I have noted that the proponents of “Q” also are believers in the late dating of the Gospels. They reject the predictions of the destruction of the Temple by Our Lord, as allusions to that event by the writers. Apart from the fact that an prophetic voice at the time would have had in mind the greatest disaster ever to befall the people and warn that it might happen again, given the great military power of the “modern” Babylon, one can turn that argument around are say that not making “a big deal” of the event would be like a historian writing a history of Europe in 1938 and not mentioning the Great War.
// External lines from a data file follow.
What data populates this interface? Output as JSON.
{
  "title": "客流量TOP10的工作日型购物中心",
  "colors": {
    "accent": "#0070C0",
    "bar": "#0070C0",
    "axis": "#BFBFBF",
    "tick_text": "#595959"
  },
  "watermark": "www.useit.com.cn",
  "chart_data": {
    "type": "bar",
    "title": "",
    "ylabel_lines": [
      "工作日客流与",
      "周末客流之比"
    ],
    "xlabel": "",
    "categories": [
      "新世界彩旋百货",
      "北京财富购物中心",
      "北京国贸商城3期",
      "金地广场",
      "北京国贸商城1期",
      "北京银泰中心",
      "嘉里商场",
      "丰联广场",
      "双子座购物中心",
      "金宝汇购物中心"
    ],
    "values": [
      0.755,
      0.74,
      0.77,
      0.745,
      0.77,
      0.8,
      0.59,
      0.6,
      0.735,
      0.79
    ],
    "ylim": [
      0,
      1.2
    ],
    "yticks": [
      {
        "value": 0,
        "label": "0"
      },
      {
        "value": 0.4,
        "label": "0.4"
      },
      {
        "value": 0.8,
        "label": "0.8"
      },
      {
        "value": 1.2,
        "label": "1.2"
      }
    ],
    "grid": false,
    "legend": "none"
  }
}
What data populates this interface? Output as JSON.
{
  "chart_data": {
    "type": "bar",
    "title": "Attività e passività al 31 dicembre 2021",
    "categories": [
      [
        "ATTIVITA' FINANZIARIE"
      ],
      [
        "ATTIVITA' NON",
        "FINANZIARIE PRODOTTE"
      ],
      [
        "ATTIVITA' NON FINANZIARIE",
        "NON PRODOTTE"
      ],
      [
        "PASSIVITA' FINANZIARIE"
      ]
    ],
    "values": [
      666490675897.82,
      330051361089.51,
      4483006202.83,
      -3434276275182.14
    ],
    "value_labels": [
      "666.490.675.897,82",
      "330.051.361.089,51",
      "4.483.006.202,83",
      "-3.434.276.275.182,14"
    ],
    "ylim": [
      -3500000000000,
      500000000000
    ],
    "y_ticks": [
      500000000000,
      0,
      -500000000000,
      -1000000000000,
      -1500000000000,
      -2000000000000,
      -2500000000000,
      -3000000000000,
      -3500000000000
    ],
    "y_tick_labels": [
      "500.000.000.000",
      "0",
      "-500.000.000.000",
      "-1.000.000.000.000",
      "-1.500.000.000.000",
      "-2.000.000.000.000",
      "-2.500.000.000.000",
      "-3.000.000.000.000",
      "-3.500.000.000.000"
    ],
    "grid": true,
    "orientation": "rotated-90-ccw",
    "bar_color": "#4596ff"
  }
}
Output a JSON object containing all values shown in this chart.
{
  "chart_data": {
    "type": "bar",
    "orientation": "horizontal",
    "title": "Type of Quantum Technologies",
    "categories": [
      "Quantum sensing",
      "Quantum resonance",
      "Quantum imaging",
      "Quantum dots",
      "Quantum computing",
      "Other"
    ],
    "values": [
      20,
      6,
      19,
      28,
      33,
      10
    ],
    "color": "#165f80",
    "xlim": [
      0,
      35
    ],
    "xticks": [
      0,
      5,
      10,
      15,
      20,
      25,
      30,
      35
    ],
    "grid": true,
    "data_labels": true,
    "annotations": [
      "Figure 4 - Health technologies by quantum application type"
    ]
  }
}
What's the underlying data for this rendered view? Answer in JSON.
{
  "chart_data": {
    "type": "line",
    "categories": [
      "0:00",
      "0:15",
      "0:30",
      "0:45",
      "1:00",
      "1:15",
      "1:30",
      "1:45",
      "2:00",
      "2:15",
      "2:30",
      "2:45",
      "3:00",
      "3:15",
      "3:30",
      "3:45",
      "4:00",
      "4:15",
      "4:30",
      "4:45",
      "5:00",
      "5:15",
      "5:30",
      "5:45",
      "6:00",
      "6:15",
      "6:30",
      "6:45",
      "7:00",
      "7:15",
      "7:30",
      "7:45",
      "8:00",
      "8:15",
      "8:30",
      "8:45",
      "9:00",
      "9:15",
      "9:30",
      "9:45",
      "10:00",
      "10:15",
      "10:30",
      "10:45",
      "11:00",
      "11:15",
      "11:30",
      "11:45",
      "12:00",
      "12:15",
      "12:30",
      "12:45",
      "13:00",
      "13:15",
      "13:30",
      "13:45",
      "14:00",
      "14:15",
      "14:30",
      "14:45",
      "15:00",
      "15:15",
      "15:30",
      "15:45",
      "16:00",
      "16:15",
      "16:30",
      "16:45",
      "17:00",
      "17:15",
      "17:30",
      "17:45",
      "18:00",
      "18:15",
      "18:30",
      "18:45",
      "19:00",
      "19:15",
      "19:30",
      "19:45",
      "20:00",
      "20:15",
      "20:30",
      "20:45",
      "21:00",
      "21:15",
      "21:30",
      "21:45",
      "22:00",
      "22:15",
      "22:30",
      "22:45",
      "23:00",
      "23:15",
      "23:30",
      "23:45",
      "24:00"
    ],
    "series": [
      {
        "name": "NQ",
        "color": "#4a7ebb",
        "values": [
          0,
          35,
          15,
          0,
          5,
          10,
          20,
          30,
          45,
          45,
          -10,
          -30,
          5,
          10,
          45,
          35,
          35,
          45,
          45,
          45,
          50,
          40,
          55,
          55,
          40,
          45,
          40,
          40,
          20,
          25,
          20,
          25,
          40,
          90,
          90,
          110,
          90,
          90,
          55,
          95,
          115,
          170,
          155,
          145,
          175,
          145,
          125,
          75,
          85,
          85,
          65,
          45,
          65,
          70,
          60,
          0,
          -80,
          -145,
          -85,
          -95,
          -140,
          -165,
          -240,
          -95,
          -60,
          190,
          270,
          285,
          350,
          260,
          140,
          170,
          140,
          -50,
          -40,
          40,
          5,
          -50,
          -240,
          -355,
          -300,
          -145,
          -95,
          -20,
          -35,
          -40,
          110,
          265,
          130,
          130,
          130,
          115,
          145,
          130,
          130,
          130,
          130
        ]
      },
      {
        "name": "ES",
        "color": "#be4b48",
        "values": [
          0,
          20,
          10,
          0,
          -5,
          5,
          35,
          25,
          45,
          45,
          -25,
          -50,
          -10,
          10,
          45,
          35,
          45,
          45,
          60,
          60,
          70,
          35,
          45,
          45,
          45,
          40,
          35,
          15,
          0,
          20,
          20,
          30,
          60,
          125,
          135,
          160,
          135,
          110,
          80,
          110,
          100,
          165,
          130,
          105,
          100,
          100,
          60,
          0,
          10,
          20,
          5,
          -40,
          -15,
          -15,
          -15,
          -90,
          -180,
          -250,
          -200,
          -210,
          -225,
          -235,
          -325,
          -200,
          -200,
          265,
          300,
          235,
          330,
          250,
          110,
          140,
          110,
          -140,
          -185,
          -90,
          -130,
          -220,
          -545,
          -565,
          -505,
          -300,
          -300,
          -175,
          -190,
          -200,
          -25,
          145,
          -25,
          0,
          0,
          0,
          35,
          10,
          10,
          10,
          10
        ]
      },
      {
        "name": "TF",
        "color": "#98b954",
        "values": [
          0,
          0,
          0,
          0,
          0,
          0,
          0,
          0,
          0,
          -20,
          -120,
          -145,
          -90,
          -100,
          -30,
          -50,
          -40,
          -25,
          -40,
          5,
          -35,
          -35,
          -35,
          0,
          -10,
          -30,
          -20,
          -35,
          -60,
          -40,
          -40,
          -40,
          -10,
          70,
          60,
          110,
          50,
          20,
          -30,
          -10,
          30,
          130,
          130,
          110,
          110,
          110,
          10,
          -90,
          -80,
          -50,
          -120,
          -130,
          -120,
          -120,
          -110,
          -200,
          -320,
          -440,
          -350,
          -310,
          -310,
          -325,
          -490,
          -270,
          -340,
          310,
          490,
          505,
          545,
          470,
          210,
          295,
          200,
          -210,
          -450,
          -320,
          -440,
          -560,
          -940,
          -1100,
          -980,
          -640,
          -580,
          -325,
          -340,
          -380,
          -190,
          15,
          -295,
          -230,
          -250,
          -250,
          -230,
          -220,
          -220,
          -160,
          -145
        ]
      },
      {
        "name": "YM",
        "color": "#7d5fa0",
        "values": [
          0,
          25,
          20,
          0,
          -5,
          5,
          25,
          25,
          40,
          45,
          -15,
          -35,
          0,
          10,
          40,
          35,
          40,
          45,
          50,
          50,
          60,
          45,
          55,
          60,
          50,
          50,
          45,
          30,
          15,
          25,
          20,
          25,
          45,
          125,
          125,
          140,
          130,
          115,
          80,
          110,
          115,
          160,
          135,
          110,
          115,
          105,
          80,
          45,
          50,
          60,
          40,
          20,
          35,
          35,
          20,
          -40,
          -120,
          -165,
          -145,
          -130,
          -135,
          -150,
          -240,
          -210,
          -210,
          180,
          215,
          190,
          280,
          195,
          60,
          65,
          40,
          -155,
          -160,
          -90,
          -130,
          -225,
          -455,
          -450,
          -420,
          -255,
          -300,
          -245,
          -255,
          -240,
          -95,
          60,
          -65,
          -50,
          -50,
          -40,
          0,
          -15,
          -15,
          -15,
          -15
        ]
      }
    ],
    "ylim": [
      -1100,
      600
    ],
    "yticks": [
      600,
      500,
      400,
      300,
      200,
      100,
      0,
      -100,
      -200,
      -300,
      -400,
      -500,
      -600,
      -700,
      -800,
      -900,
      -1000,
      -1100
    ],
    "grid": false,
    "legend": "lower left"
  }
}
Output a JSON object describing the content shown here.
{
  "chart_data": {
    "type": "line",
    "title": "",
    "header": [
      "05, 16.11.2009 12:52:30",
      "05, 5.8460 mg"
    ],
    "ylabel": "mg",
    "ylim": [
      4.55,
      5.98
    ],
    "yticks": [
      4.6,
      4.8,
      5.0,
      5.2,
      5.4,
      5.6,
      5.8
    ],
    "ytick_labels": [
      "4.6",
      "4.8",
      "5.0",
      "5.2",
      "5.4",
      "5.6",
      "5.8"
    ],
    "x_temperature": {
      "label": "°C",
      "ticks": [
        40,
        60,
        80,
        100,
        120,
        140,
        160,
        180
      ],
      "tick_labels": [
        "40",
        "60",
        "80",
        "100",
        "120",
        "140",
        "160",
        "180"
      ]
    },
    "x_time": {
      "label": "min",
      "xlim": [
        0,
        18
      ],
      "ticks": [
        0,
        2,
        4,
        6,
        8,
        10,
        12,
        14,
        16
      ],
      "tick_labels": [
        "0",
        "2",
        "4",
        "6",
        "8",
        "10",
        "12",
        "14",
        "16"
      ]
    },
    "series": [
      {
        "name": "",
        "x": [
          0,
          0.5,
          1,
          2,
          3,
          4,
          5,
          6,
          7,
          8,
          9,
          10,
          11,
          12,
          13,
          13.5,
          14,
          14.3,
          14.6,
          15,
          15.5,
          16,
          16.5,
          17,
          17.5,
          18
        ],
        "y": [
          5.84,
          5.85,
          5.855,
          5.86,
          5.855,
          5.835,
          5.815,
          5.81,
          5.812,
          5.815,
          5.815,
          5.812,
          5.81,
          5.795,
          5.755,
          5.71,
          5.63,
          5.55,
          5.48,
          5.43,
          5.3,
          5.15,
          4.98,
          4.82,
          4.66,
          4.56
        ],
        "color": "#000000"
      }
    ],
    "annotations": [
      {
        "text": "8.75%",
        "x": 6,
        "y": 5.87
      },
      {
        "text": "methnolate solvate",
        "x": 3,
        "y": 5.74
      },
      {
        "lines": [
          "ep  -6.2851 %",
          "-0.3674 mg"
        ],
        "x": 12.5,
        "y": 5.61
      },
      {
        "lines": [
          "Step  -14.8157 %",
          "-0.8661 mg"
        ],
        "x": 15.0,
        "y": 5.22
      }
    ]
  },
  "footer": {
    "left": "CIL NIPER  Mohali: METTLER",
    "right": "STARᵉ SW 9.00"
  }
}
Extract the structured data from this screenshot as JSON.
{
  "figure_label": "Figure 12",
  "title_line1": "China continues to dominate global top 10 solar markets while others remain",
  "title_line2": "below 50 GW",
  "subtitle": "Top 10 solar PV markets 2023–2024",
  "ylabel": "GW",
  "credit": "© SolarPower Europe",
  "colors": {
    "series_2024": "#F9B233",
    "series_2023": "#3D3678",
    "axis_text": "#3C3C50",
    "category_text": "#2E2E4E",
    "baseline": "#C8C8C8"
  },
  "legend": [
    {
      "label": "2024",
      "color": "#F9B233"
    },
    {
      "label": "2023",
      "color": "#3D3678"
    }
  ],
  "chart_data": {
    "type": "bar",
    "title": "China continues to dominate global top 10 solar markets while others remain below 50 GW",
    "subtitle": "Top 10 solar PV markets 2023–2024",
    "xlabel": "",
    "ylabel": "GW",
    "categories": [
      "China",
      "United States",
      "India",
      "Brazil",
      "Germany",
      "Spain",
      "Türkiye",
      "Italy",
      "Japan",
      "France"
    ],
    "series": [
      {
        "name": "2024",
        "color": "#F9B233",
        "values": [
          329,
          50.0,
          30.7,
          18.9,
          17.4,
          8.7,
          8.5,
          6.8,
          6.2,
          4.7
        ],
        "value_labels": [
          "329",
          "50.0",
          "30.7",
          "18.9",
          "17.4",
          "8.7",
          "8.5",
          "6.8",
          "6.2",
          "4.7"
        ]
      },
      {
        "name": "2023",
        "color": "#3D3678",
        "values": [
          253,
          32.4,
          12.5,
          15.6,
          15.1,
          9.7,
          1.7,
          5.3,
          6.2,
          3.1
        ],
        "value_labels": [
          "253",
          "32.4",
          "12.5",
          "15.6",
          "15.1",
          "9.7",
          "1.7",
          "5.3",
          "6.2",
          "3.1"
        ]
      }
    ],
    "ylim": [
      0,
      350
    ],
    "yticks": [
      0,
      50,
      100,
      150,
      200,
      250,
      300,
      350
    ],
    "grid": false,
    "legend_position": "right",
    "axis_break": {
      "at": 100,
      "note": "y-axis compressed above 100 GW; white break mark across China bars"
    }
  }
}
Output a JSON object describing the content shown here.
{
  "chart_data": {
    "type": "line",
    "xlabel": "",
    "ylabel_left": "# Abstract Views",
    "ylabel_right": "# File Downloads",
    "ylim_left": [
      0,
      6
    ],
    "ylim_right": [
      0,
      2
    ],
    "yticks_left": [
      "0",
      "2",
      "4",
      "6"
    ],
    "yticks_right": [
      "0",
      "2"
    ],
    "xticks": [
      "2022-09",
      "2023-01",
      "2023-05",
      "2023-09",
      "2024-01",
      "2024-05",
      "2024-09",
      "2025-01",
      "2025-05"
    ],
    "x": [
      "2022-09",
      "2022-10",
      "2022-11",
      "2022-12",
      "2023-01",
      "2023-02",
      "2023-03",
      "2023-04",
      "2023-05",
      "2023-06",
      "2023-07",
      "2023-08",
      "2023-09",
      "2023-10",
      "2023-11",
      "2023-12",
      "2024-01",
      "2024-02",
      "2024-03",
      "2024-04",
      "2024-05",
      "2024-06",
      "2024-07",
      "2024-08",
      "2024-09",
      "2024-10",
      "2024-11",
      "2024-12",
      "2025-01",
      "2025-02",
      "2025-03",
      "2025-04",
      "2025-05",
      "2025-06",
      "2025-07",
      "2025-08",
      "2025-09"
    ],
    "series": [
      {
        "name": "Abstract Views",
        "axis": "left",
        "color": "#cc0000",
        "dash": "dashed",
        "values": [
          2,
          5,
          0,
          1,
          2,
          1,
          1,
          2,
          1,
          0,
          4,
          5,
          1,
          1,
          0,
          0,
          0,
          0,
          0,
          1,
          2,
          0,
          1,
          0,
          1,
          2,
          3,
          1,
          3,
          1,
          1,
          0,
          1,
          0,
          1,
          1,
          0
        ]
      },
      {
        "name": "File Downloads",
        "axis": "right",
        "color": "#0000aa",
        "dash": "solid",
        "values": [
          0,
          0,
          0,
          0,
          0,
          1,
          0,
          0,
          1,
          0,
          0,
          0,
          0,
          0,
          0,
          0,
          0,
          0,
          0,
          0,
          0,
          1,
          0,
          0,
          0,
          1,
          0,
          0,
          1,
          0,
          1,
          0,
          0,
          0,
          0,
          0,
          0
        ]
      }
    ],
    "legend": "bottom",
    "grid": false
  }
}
Bottom line. The real problem of the Biblical Scholars is a dearth of information. I don’t think that the internal information of the Gospels yields a solution to the Synoptic Problem , only hypotheses. This is, I think, Bishop Robinson’s conclusion about the controversy over the dating of the Gospels. I mean, how does one actually disprove his proposal that there was an UR-John that was the oldest Gospel, and which was re-written by disciples/scribes based on its outline, and with the sort of gloss and later additions that we can see in Matthew and Luke. The old tradition of Mark as a transcription of a sermon by Peter certainly explains its relative brevity, as does the alternative of it as being a shortening of Matthew.

Fr. Robert Coogan September 29, 2014 at 3:41 pm

Jimmy Akin, you are certainly right in that the Church promotes respectful dialogue and not mud-slinging. The ancient tradition says that Matthew originally wrote his Gospel in Hebrew. There is strong reason to believe that the Gospel of Matthew which we have, written in Greek, as many passages taken directly from Mark. Could it be that the material that we refer to as “Q” is really taken from the Hebrew Matthew document?